Last night the poor little girl woke up every two hours or so crying inconsolably. I had to sit her up, rock her and then nurse her back to sleep. At each waking I murmured the prayer “Lord, please don’t let her have my ears. Please spare her my ears.”
This morning the PA did a standard exam, asked me the standard questions, then looked into the mac ears. They were fine.
“That’s great news!” I said.
The P. A. looked at my quizzically and said “Not really. We don’t know what’s causing her fever.” Oh, yeah, right. The fever.
Have you ever tried to collect a urine sample from an infant? It is no small feat! A small bag was glued to her, and I was told to “try to make her pee.”
Juice? Not interested. Nursing? No thank you – for the first time in her life. Finally, after 30 minutes, I realized that the thing guaranteed to produce urine was to stand her in the bath tub. I put her bare feet in the hand washing sink, and within minutes we had enough tinkle to diagnose a urinary tract infection.

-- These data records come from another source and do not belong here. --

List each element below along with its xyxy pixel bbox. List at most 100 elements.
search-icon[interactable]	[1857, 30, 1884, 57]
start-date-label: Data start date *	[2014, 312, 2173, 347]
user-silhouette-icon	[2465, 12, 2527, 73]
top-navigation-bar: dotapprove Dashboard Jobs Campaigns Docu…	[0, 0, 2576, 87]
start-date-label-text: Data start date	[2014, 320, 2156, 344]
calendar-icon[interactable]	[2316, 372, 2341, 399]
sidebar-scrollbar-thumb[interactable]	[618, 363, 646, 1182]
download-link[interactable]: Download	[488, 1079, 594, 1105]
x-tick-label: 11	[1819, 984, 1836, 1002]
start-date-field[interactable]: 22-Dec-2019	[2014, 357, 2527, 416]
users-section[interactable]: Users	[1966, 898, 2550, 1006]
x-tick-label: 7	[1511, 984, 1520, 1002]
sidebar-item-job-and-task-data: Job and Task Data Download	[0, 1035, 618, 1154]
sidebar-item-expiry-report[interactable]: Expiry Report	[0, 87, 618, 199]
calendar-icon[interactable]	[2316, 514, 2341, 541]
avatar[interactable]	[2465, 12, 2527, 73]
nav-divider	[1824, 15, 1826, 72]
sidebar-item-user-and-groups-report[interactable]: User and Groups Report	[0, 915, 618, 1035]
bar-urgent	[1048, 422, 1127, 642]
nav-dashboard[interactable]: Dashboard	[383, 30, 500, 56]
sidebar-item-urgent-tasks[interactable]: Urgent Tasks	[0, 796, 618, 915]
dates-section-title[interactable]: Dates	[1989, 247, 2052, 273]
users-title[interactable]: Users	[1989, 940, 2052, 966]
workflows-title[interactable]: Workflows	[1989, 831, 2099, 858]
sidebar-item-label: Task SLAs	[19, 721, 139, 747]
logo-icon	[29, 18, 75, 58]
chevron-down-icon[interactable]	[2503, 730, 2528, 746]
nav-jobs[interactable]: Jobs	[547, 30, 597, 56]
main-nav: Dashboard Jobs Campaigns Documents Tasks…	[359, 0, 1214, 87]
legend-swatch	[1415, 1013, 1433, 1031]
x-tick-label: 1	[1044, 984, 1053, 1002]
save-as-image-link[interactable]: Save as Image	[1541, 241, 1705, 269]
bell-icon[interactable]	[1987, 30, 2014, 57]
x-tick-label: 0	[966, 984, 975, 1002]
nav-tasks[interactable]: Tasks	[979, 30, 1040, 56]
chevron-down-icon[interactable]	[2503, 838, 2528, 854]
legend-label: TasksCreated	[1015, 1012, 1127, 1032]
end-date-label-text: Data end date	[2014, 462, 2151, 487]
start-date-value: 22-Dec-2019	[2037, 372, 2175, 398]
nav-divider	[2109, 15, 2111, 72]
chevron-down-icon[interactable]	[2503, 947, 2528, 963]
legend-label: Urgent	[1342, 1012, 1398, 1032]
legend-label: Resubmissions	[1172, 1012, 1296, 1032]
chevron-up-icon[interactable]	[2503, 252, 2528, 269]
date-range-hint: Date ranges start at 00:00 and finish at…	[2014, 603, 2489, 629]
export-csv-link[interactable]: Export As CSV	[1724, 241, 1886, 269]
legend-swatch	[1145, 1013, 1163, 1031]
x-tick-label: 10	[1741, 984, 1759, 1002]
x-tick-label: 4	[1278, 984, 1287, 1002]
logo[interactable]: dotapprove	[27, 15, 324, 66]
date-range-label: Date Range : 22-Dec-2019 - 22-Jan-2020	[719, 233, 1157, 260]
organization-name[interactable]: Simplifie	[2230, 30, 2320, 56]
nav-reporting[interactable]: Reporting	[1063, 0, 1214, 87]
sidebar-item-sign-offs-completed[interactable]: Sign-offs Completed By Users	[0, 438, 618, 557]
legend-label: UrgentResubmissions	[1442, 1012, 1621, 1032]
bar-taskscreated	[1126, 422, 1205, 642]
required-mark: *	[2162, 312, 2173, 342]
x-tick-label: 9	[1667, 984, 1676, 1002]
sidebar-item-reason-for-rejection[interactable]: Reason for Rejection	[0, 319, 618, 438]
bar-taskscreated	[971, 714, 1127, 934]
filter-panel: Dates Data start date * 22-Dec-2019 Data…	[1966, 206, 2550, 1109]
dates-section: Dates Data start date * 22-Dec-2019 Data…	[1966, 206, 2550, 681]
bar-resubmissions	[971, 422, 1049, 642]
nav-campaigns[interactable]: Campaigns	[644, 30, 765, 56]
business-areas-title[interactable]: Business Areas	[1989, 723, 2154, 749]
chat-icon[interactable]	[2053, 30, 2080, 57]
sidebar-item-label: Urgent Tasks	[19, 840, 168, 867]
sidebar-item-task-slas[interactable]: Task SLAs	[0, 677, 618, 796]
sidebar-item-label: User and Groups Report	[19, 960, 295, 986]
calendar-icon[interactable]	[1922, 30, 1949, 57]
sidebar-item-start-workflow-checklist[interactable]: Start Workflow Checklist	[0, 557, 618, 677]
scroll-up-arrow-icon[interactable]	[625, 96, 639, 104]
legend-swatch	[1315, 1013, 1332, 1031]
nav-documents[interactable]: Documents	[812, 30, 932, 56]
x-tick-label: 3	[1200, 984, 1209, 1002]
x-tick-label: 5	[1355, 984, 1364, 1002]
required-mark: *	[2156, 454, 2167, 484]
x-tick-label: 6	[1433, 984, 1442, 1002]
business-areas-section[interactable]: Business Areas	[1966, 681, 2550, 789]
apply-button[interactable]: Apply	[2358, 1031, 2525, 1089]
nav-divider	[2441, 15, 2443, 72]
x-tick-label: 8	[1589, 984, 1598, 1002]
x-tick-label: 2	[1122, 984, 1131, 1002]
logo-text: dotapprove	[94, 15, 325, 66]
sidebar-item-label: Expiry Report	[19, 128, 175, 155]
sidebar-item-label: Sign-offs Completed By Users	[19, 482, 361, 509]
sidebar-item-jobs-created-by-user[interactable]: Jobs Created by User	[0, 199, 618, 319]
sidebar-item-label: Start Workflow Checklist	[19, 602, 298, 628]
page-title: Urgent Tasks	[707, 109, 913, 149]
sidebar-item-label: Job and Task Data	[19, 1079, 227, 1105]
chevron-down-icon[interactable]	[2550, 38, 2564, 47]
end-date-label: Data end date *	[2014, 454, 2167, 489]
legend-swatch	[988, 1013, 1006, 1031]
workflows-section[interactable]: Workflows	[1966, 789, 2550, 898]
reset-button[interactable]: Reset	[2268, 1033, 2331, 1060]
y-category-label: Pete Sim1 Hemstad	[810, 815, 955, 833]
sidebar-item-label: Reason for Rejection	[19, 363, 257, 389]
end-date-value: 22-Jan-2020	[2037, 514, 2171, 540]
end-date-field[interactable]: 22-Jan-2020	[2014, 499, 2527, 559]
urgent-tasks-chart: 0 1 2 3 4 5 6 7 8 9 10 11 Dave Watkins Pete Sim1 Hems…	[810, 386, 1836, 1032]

It was at this point that God showed me how narrow my prayers had been. An ear infection would have meant a scrip for antibiotics, and out the door. A UTI meant a catheterization to collect enough urine for a culture. It means general antibiotics until the culture can diagnose what she really needs. It means a renal ultrasound next week, and possibly blood work to determine the cause of the UTI. While it is most likely that it resulted from an “intermingling” of waste in her diaper, UTIs can indicate kidney problems, blockages, and other bigger issues.
I’m trusting the Lord to handle all of those things over the next few days. I’m learning my lesson. I’m not going to try to second guess God’s plans. I’m just going to ask Him to heal and comfort my daughter.